I’m not sure how well that works. It does seem to play into old fears about white men wanting to rape black women and black men wanting to rape white women, but, yes, female slaves were at the sexual mercy of their masters: it was horrendous. But why did it take that to change Lisbeth’s mind? She’d seen Mattie’s son be sold, she’d seen Mattie be whipped for saying that she didn’t know where her husband and son had gone, and she claimed to love Mattie so much … why had none of that had the same effect on her? And she then dumps her fiancé, and persuades a male friend, whom she’s heard is moving to Ohio, to marry her and take her with him. As you do. And, whaddaya know, they end up in the same place as Mattie and her family. And, when Lisbeth’s having a difficult birth, the local midwife is sent for … and, hey, it’s Mattie, whom she thought she’d never see again.
On to Mustard Seed. We’ve missed the war: it took place in the gap between the books.
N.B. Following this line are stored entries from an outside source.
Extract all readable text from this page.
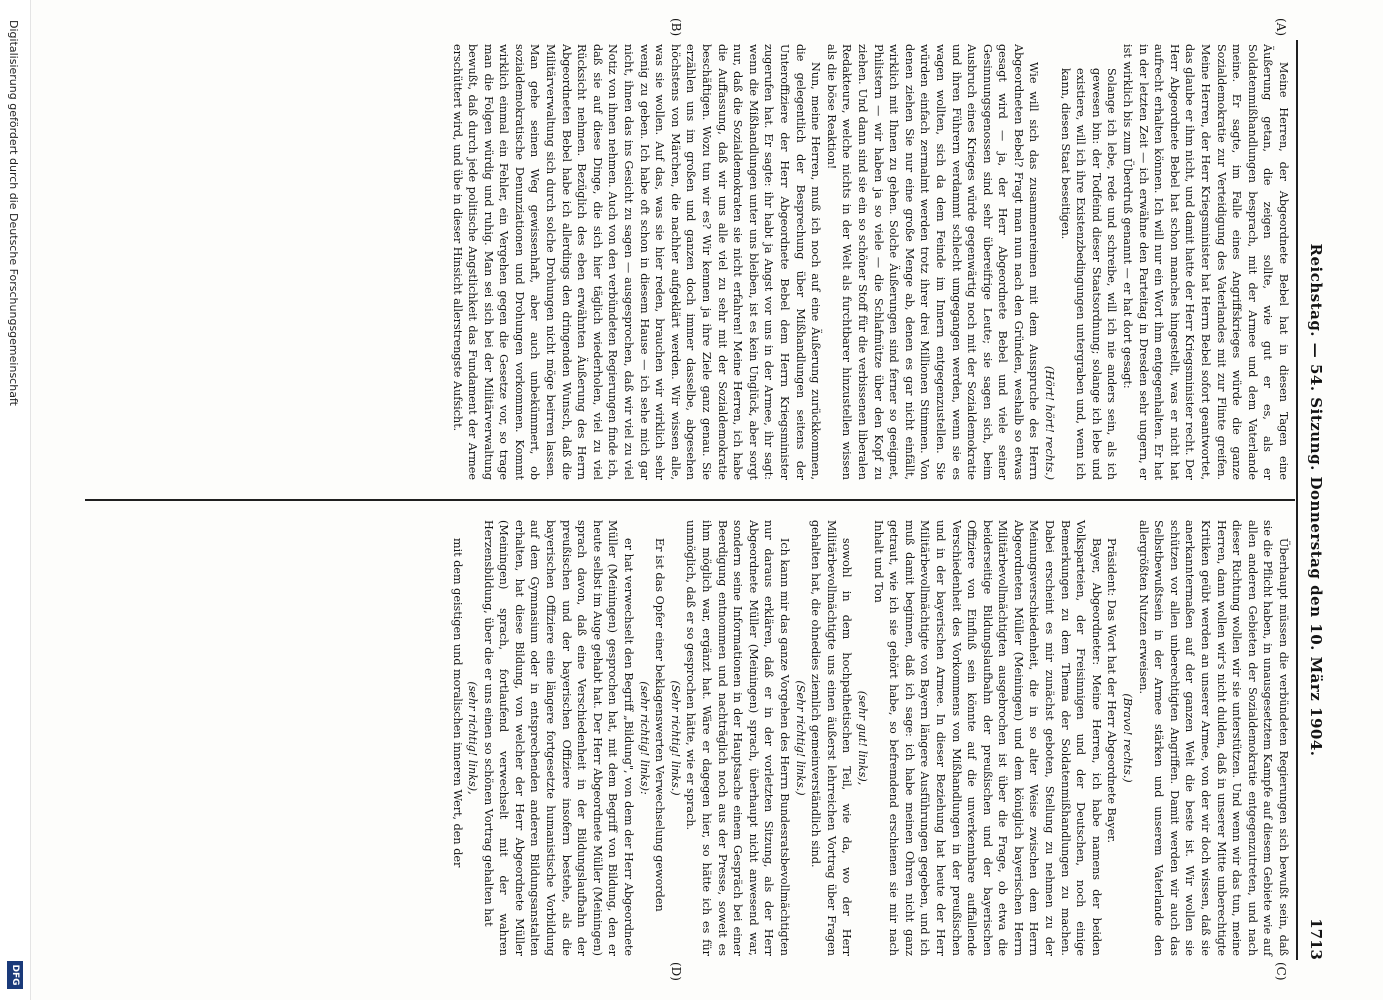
Reichstag. — 54. Sitzung. Donnerstag den 10. März 1904.
1713
(A)
(B)
(C)
(D)

Meine Herren, der Abgeordnete Bebel hat in diesen Tagen eine Äußerung getan, die zeigen sollte, wie gut er es, als er Soldatenmißhandlungen besprach, mit der Armee und dem Vaterlande meine. Er sagte, im Falle eines Angriffskrieges würde die ganze Sozialdemokratie zur Verteidigung des Vaterlandes mit zur Flinte greifen. Meine Herren, der Herr Kriegsminister hat Herrn Bebel sofort geantwortet, das glaube er ihm nicht, und damit hatte der Herr Kriegsminister recht. Der Herr Abgeordnete Bebel hat schon manches hingestellt, was er nicht hat aufrecht erhalten können. Ich will nur ein Wort ihm entgegenhalten. Er hat in der letzten Zeit — ich erwähne den Parteitag in Dresden sehr ungern, er ist wirklich bis zum Überdruß genannt — er hat dort gesagt:

Solange ich lebe, rede und schreibe, will ich nie anders sein, als ich gewesen bin: der Todfeind dieser Staatsordnung; solange ich lebe und existiere, will ich ihre Existenzbedingungen untergraben und, wenn ich kann, diesen Staat beseitigen.

(Hört! hört! rechts.)

Wie will sich das zusammenreimen mit dem Ausspruche des Herrn Abgeordneten Bebel? Fragt man nun nach den Gründen, weshalb so etwas gesagt wird — ja, der Herr Abgeordnete Bebel und viele seiner Gesinnungsgenossen sind sehr übereifrige Leute; sie sagen sich, beim Ausbruch eines Krieges würde gegenwärtig noch mit der Sozialdemokratie und ihren Führern verdammt schlecht umgegangen werden, wenn sie es wagen wollten, sich da dem Feinde im Innern entgegenzustellen. Sie würden einfach zermalmt werden trotz ihrer drei Millionen Stimmen. Von denen ziehen Sie nur eine große Menge ab, denen es gar nicht einfällt, wirklich mit Ihnen zu gehen. Solche Äußerungen sind ferner so geeignet, Philistern — wir haben ja so viele — die Schlafmütze über den Kopf zu ziehen. Und dann sind sie ein so schöner Stoff für die verbissenen liberalen Redakteure, welche nichts in der Welt als furchtbarer hinzustellen wissen als die böse Reaktion!

Nun, meine Herren, muß ich noch auf eine Äußerung zurückkommen, die gelegentlich der Besprechung über Mißhandlungen seitens der Unteroffiziere der Herr Abgeordnete Bebel dem Herrn Kriegsminister zugerufen hat. Er sagte: ihr habt ja Angst vor uns in der Armee, ihr sagt: wenn die Mißhandlungen unter uns bleiben, ist es kein Unglück, aber sorgt nur, daß die Sozialdemokraten sie nicht erfahren! Meine Herren, ich habe die Auffassung, daß wir uns alle viel zu sehr mit der Sozialdemokratie beschäftigen. Wozu tun wir es? Wir kennen ja ihre Ziele ganz genau. Sie erzählen uns im großen und ganzen doch immer dasselbe, abgesehen höchstens von Märchen, die nachher aufgeklärt werden. Wir wissen alle, was sie wollen. Auf das, was sie hier reden, brauchen wir wirklich sehr wenig zu geben. Ich habe oft schon in diesem Hause — ich sehe mich gar nicht, ihnen das ins Gesicht zu sagen — ausgesprochen, daß wir viel zu viel Notiz von ihnen nehmen. Auch von den verbündeten Regierungen finde ich, daß sie auf diese Dinge, die sich hier täglich wiederholen, viel zu viel Rücksicht nehmen. Bezüglich des eben erwähnten Äußerung des Herrn Abgeordneten Bebel habe ich allerdings den dringenden Wunsch, daß die Militärverwaltung sich durch solche Drohungen nicht möge beirren lassen. Man gehe seinen Weg gewissenhaft, aber auch unbekümmert, ob sozialdemokratische Denunziationen und Drohungen vorkommen. Kommt wirklich einmal ein Fehler, ein Vergehen gegen die Gesetze vor, so trage man die Folgen würdig und ruhig. Man sei sich bei der Militärverwaltung bewußt, daß durch jede politische Angstlichkeit das Fundament der Armee erschüttert wird, und übe in dieser Hinsicht allerstrengste Aufsicht.

Überhaupt müssen die verbündeten Regierungen sich bewußt sein, daß sie die Pflicht haben, in unausgesetztem Kampfe auf diesem Gebiete wie auf allen anderen Gebieten der Sozialdemokratie entgegenzutreten, und nach dieser Richtung wollen wir sie unterstützen. Und wenn wir das tun, meine Herren, dann wollen wir's nicht dulden, daß in unserer Mitte unberechtigte Kritiken geübt werden an unserer Armee, von der wir doch wissen, daß sie anerkanntermaßen auf der ganzen Welt die beste ist. Wir wollen sie schützen vor allen unberechtigten Angriffen. Damit werden wir auch das Selbstbewußtsein in der Armee stärken und unserem Vaterlande den allergrößten Nutzen erweisen.

(Bravo! rechts.)

Präsident: Das Wort hat der Herr Abgeordnete Bayer.

Bayer, Abgeordneter: Meine Herren, ich habe namens der beiden Volksparteien, der Freisinnigen und der Deutschen, noch einige Bemerkungen zu dem Thema der Soldatenmißhandlungen zu machen. Dabei erscheint es mir zunächst geboten, Stellung zu nehmen zu der Meinungsverschiedenheit, die in so alter Weise zwischen dem Herrn Abgeordneten Müller (Meiningen) und dem königlich bayerischen Herrn Militärbevollmächtigten ausgebrochen ist über die Frage, ob etwa die beiderseitige Bildungslaufbahn der preußischen und der bayerischen Offiziere von Einfluß sein könnte auf die unverkennbare auffallende Verschiedenheit des Vorkommens von Mißhandlungen in der preußischen und in der bayerischen Armee. In dieser Beziehung hat heute der Herr Militärbevollmächtigte von Bayern längere Ausführungen gegeben, und ich muß damit beginnen, daß ich sage: ich habe meinen Ohren nicht ganz getraut, wie ich sie gehört habe, so befremdend erschienen sie mir nach Inhalt und Ton

(sehr gut! links),

sowohl in dem hochpathetischen Teil, wie da, wo der Herr Militärbevollmächtigte uns einen äußerst lehrreichen Vortrag über Fragen gehalten hat, die ohnedies ziemlich gemeinverständlich sind.

(Sehr richtig! links.)

Ich kann mir das ganze Vorgehen des Herrn Bundesratsbevollmächtigten nur daraus erklären, daß er in der vorletzten Sitzung, als der Herr Abgeordnete Müller (Meiningen) sprach, überhaupt nicht anwesend war, sondern seine Informationen in der Hauptsache einem Gespräch bei einer Beerdigung entnommen und nachträglich noch aus der Presse, soweit es ihm möglich war, ergänzt hat. Wäre er dagegen hier, so hätte ich es für unmöglich, daß er so gesprochen hätte, wie er sprach.

(Sehr richtig! links.)

Er ist das Opfer einer beklagenswerten Verwechselung geworden

(sehr richtig! links):

er hat verwechselt den Begriff „Bildung", von dem der Herr Abgeordnete Müller (Meiningen) gesprochen hat, mit dem Begriff von Bildung, den er heute selbst im Auge gehabt hat. Der Herr Abgeordnete Müller (Meiningen) sprach davon, daß eine Verschiedenheit in der Bildungslaufbahn der preußischen und der bayerischen Offiziere insofern bestehe, als die bayerischen Offiziere eine längere fortgesetzte humanistische Vorbildung auf dem Gymnasium oder in entsprechenden anderen Bildungsanstalten erhalten, hat diese Bildung, von welcher der Herr Abgeordnete Müller (Meiningen) sprach, fortlaufend verwechselt mit der wahren Herzensbildung, über die er uns einen so schönen Vortrag gehalten hat

(sehr richtig! links),

mit dem geistigen und moralischen inneren Wert, den der

Digitalisierung gefördert durch die Deutsche Forschungsgemeinschaft
DFG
It’s now the late 1860s. Mattie’s son is a lawyer, and her daughter, Jordan, is a teacher. And it looks as if the book’s going to be about Jordan trying to reconcile her desire to work for women’s rights with her family’s focus on black civil rights. Alongside that’s the generational clash between a young woman who’d grown up free, in a community where a lot of opportunities were open to black people, and her parents, who’d spent much of their lives as slaves and wanted to make sure that she never forgot that. And that sounds fascinating.
But it isn’t like that. Instead, everyone ends up back in Virginia – Lisbeth, her children, and, later, her husband to visit her dying father, and Mattie, her children, and, later, her husband to try to persuade her sister niece to move to Ohio with them. There are some well-written scenes in which they try to trace Sarah’s children, who’d been sold, but then everything just gets silly. Lisbeth’s brother, who feels that she’d ruined their family’s social standing, arranges for both Mattie’s son and Emily’s husband to be arrested as vagrants, and hired out to Lisbeth’s ex-fiance, and then there’s all this bizarre stuff with drugging and shooting before everyone escapes and makes it safely back to Ohio … apart from Jordan, who decides to work with black children in Richmond.
I take the author’s point, that it wasn’t safe for black people in Virginia during Reconstruction, but it just all got so sensationalist that it was hard to take it seriously. Why not just show them visiting Sarah, and Jordan deciding, on seeing the conditions in Virginia and experiencing the way in which black people were treated there, that she was going to prioritise working to improve the lives of other black people over the fight for women’s rights? That would have worked really well.
But still. The books made some very good points. There was affection between Mattie and Lisbeth. There was friendship between their children. Emancipation did not bring true freedom. Neither black nor white women could vote in the US for another half a century after black men were given the vote … and, as it turned out, black men often weren’t able to vote either. And the books did to some extent show the horrors of slavery – the violence, and the separation of families – and also reminded the reader that many slaves were actually the children of their masters, something which seems to be quite an “in” topic in fiction at present. But it would all have worked a lot better if the plots hadn’t got so far-fetched.